State lawmakers’ habit of raiding special-purpose funds to balance the budget has come home to roost in South Sound.

A potential $6 million state grant for the Port of Olympia’s long-term cleanup in Puget Sound is in limbo, and so are important cleanup efforts in other communities such as Tacoma.

The Budd Inlet project is still in the planning stages. It deals largely with dioxin pollutants — some of it a legacy from the city’s industrial past, some from new from storm water runoff from roads and highways.

The overall cleanup could cost $50 million to $100 million, port executive director Ed Galligan says. Federal grants would be part of the solution.

The state grant is needed to help identify the best cleanup method for the toxic hotspots in the port’s ship turning basin and the larger inlet — once lawmakers agree on a way to restore funds to toxic cleanup accounts.

The funding hole came about for at least three reasons worth mentioning.

▪ Legislators in recent years raided money from accounts holding Model Toxics Control Act funds. These accounts are filled with a voter-approved tax on hazardous materials like oil and pesticides and are used in cleanups and storm water projects to prevent future pollution.
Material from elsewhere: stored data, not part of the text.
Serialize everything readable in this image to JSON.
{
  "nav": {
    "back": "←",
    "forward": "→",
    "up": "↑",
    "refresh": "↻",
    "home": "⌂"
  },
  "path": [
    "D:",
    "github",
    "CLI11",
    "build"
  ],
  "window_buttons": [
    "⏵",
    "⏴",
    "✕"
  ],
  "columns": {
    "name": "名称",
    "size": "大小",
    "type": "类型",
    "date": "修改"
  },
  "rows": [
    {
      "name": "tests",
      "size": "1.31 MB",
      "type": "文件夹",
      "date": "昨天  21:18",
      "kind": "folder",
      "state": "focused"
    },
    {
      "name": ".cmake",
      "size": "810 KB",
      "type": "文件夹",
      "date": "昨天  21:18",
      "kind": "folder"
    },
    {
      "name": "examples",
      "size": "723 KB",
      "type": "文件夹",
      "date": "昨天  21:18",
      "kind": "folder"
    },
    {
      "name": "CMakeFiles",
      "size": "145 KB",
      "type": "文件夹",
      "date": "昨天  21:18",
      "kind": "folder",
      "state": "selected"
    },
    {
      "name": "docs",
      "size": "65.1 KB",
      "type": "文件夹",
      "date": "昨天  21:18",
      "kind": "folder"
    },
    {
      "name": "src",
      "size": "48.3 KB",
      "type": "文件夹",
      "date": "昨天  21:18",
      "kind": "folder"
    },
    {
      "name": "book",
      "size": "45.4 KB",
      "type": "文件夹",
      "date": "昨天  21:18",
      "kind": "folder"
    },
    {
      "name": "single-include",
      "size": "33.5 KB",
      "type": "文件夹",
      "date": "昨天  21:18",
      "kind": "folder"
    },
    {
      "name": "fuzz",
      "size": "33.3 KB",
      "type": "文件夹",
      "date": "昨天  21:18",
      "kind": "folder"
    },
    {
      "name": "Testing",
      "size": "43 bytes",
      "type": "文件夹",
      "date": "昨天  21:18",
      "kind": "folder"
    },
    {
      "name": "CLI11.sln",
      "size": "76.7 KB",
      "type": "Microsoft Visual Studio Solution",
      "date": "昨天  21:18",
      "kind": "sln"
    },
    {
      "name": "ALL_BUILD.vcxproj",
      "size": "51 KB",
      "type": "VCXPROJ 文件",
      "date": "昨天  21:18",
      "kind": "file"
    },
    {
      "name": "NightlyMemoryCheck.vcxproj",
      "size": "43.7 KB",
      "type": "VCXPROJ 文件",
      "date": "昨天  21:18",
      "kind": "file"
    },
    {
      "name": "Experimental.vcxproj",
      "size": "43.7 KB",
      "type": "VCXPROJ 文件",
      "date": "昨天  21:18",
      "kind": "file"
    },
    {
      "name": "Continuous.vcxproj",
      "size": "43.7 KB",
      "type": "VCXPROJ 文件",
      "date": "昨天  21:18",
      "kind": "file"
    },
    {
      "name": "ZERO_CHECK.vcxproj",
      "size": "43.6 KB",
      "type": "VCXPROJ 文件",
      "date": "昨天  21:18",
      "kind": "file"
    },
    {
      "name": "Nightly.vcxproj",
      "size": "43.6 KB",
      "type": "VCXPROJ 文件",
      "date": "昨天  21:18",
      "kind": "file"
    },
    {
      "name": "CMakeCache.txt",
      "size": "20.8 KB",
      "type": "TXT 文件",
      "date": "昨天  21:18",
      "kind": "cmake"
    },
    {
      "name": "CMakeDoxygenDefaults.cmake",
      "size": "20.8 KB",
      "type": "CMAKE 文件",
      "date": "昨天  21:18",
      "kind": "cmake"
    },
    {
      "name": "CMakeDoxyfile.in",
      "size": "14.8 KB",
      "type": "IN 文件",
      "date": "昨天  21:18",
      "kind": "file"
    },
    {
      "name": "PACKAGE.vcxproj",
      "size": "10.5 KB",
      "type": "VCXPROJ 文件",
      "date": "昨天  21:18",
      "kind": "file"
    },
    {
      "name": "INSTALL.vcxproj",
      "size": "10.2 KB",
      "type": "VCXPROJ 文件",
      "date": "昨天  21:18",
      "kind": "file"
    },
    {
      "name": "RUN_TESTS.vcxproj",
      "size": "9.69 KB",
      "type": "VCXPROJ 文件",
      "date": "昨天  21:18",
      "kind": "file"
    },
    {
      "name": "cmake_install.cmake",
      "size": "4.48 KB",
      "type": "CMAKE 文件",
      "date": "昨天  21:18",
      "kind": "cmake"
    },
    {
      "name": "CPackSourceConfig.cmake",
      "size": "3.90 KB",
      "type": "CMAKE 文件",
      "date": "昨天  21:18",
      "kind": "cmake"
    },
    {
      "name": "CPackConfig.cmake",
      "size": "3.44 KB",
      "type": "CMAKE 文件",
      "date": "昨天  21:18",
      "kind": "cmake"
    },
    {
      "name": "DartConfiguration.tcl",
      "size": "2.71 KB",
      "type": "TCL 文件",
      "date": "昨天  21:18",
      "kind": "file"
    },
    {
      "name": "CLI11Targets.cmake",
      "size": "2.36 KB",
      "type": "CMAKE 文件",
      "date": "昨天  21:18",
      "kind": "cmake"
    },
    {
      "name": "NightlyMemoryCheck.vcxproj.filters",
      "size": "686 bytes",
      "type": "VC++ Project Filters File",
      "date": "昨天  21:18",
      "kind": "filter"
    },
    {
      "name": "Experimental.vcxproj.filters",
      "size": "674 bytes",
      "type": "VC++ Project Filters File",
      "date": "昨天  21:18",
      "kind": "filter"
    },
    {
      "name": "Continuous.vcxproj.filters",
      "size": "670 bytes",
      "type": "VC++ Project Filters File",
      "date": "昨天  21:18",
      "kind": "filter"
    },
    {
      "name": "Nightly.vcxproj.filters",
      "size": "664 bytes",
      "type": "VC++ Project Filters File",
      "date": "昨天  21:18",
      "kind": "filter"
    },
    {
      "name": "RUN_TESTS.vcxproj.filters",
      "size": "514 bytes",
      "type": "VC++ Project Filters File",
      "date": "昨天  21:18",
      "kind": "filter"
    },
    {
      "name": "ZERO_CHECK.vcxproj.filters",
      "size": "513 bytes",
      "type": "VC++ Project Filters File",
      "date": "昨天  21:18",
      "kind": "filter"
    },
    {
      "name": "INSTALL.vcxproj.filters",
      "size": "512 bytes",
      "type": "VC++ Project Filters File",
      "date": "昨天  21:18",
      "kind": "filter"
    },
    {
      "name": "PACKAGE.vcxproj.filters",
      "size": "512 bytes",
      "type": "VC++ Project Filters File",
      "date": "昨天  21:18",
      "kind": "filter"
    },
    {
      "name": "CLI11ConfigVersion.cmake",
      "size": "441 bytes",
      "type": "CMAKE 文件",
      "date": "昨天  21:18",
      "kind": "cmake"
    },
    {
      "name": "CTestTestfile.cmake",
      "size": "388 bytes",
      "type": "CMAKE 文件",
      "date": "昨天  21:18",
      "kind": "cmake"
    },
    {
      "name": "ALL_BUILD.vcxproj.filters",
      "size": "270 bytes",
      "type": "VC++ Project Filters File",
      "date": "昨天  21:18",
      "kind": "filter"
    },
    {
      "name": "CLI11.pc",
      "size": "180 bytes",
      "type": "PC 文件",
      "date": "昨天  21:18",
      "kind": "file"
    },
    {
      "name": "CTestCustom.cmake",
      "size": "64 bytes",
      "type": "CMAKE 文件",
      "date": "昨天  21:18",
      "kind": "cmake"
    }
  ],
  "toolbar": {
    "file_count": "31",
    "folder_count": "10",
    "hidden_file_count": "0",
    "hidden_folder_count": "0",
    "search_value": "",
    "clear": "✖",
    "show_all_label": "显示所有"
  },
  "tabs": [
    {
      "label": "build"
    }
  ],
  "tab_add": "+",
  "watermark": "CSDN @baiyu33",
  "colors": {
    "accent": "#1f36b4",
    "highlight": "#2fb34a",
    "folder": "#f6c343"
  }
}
Lawmakers took the money because they believed it wouldn’t be needed right away.

▪ Then, a global collapse in oil prices drove down the product price on which the state’s hazardous materials tax is levied. That reduced the flow of new money into toxic cleanups, erasing some three quarters of the $57 million the Department of Ecology had banked on for cleanups during 2015-17.

▪ Money also has been diverted to other Ecology programs including air quality, for instance.

To fix the problem, Gov. Jay Inslee proposed issuing $26 million in bonds and using the borrowed funds to restore funds for a portion of the projects. That’s a worthy attempt, but it would fall short of what is needed to help the port in Olympia and also reimburse the Tacoma port for two major cleanups it completed on dirty industrial sites used by a chemical plant and aluminum smelter.

The past raids of MTCA accounts totaled about $250 million, but only half has been paid back — using bonds, as Inslee is suggesting again.

Sen. Doug Ericksen, R-Ferndale, who chairs of an environmental committee, prefers that funds come out of the general fund that also pays for schools, prisons and other general government bills.

An idea advanced by top House budget writer Hans Dunshee, D-Snohomish, is to temporarily raise the toxic materials tax temporarily from its current $7 rate per $1,000 of wholesale value. Unless lawmakers impose other taxes on oil refining, this makes the most sense at a time oil prices are so low.

Whatever is decided, it is essential to keep moving forward on cleanups and actions that keep tainted storm water from requiring additional cleanups in places like Budd Inlet.

The 60-day legislative session that just got under way is too short for quibbling on this.